Na reta final da campanha em 2018, segundo Salomão, Denarium se reuniu com os empresários prometendo o pagamento em dia aos prejudicados. Muitos até colocaram santinhos em seus veículos como forma de firmar o acordo, disse o presidente.

“Depois que ganhou, esqueceu de tudo, parece até que levou uma paulada na cabeça e ficou com amnésia. Em janeiro, ele suspendeu por seis meses os contratos conosco, para fazer verificação da legalidade deles depois da operação Zaragatta. Não temos nada contra isso, pois quem praticou o crime deve pagar, mas não recebemos satisfação alguma quanto aos serviços que já prestamos, isso é o que mais nos frustra”, comentou Salomão.

O empresário afirmou que os veículos serão mantidos no Centro Cívico até que o pagamento atrasado de todos seja feito. Na avaliação dele, a atual gestão tem ignorado o problema desde a início da intervenção federal na Secretaria Estadual de Fazenda (Sefaz).

“A condição é simples: sairemos de lá somente com cada centavo devido pago. Todos nós perdemos fé nele a partir do momento em que vimos, logo quando iniciou a intervenção federal no estado, que a Sefaz não dava satisfação para nós, e dizia que não era obrigada a resolver nossa situação, sendo que fazemos parte dessa crise, e os impactos são imensuráveis”, explicou.

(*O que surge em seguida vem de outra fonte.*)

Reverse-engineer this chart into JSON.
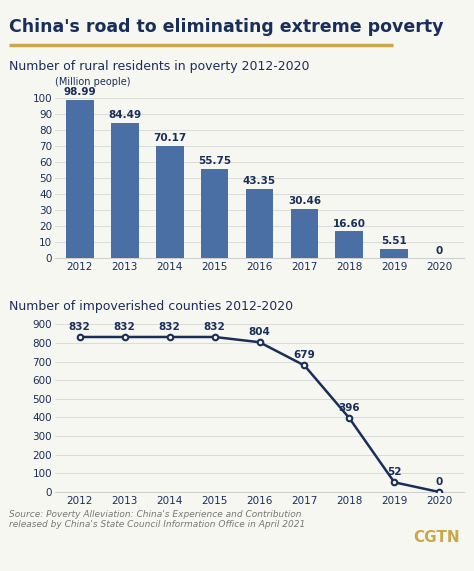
{
  "title": "China's road to eliminating extreme poverty",
  "title_color": "#1a2e5a",
  "title_underline_color": "#c9a84c",
  "bg_color": "#f7f7f2",
  "bar_subtitle": "Number of rural residents in poverty 2012-2020",
  "bar_ylabel": "(Million people)",
  "bar_years": [
    2012,
    2013,
    2014,
    2015,
    2016,
    2017,
    2018,
    2019,
    2020
  ],
  "bar_values": [
    98.99,
    84.49,
    70.17,
    55.75,
    43.35,
    30.46,
    16.6,
    5.51,
    0
  ],
  "bar_labels": [
    "98.99",
    "84.49",
    "70.17",
    "55.75",
    "43.35",
    "30.46",
    "16.60",
    "5.51",
    "0"
  ],
  "bar_color": "#4a6fa5",
  "bar_ylim": [
    0,
    105
  ],
  "bar_yticks": [
    0,
    10,
    20,
    30,
    40,
    50,
    60,
    70,
    80,
    90,
    100
  ],
  "line_subtitle": "Number of impoverished counties 2012-2020",
  "line_years": [
    2012,
    2013,
    2014,
    2015,
    2016,
    2017,
    2018,
    2019,
    2020
  ],
  "line_values": [
    832,
    832,
    832,
    832,
    804,
    679,
    396,
    52,
    0
  ],
  "line_labels": [
    "832",
    "832",
    "832",
    "832",
    "804",
    "679",
    "396",
    "52",
    "0"
  ],
  "line_color": "#1a2e5a",
  "line_ylim": [
    0,
    950
  ],
  "line_yticks": [
    0,
    100,
    200,
    300,
    400,
    500,
    600,
    700,
    800,
    900
  ],
  "source_text": "Source: Poverty Alleviation: China's Experience and Contribution\nreleased by China's State Council Information Office in April 2021",
  "cgtn_color": "#c9a84c",
  "label_color": "#1a2e5a",
  "grid_color": "#d0d0d0",
  "tick_color": "#1a2e5a",
  "source_color": "#777777"
}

Salomão Lima frisou que devido a falta de diálogo com o estado, a alternativa dos empresários é buscar ajuda federal.

Também foi destacado que a categoria acredita ser “impossível” preparar transportes escolares, por meio de outro contrato, até o início do ano letivo da rede estadual, previsto para se iniciar no dia 7 de março.

“Não há como resolver essa questão dos transportes até o dia 7. É impossível. A escola estadual indígena José Marcolino, por exemplo, estava tendo duas horas de aula por dia devido a falta de merenda e transporte para 40% dos alunos que moram a quilômetros do lugar. Isso é um transtorno gravíssimo. Recomendo pais que tiveram filhos lesados pela da falta de pagamento a entrarem na justiça. Estamos recorrendo a Brasília, tentando chegar no Ministério da Justiça, e ‘fazer barulho’ para conseguirmos ser ouvidos, pois nem a intervenção deu jeito”, concluiu.

G1 também tentou contato com Márcio André, presidente da cooperativa de empresários do ramo de transporte escolar em Roraima, no entanto, ele não atendeu as ligações e nem respondeu as mensagens enviadas.

Última paralisação e intervenção

A última paralisação da categoria foi em outubro de 2018. No dia 25 de outubro, ainda durante o governo de Suely Campos (PP), empresários estacionaram os transportes escolares no Centro Cívico. O ato perdurou até o dia da intervenção federal no estado, 10 de dezembro. O interventor, nomeado pelo então presidente Michel Temer, foi o atual governador, Antônio Denarium.

Nota da Seed

NOTA DE ESCLARECIMENTO

A Seed (Secretaria de Educação e Desporto) informa que o transporte escolar e a merenda foram alvos de operação da Polícia Federal ao final do ano passado.

Nesse sentido, a Seed está buscando soluções para regularizar os serviços necessários para o início das aulas na rede estadual de ensino, que será no dia 7 de março.

Informa ainda que será feita nova licitação para contratação de transporte escolar e no momento, as rotas estão sendo certificadas por equipes da Seed, a fim de evitar duplicidade na prestação do serviço por empresas terceirizadas.

O pagamento das empresas que prestam esse serviço será viabilizado, após todas as notas auditadas e de acordo com a disponibilidade orçamentária.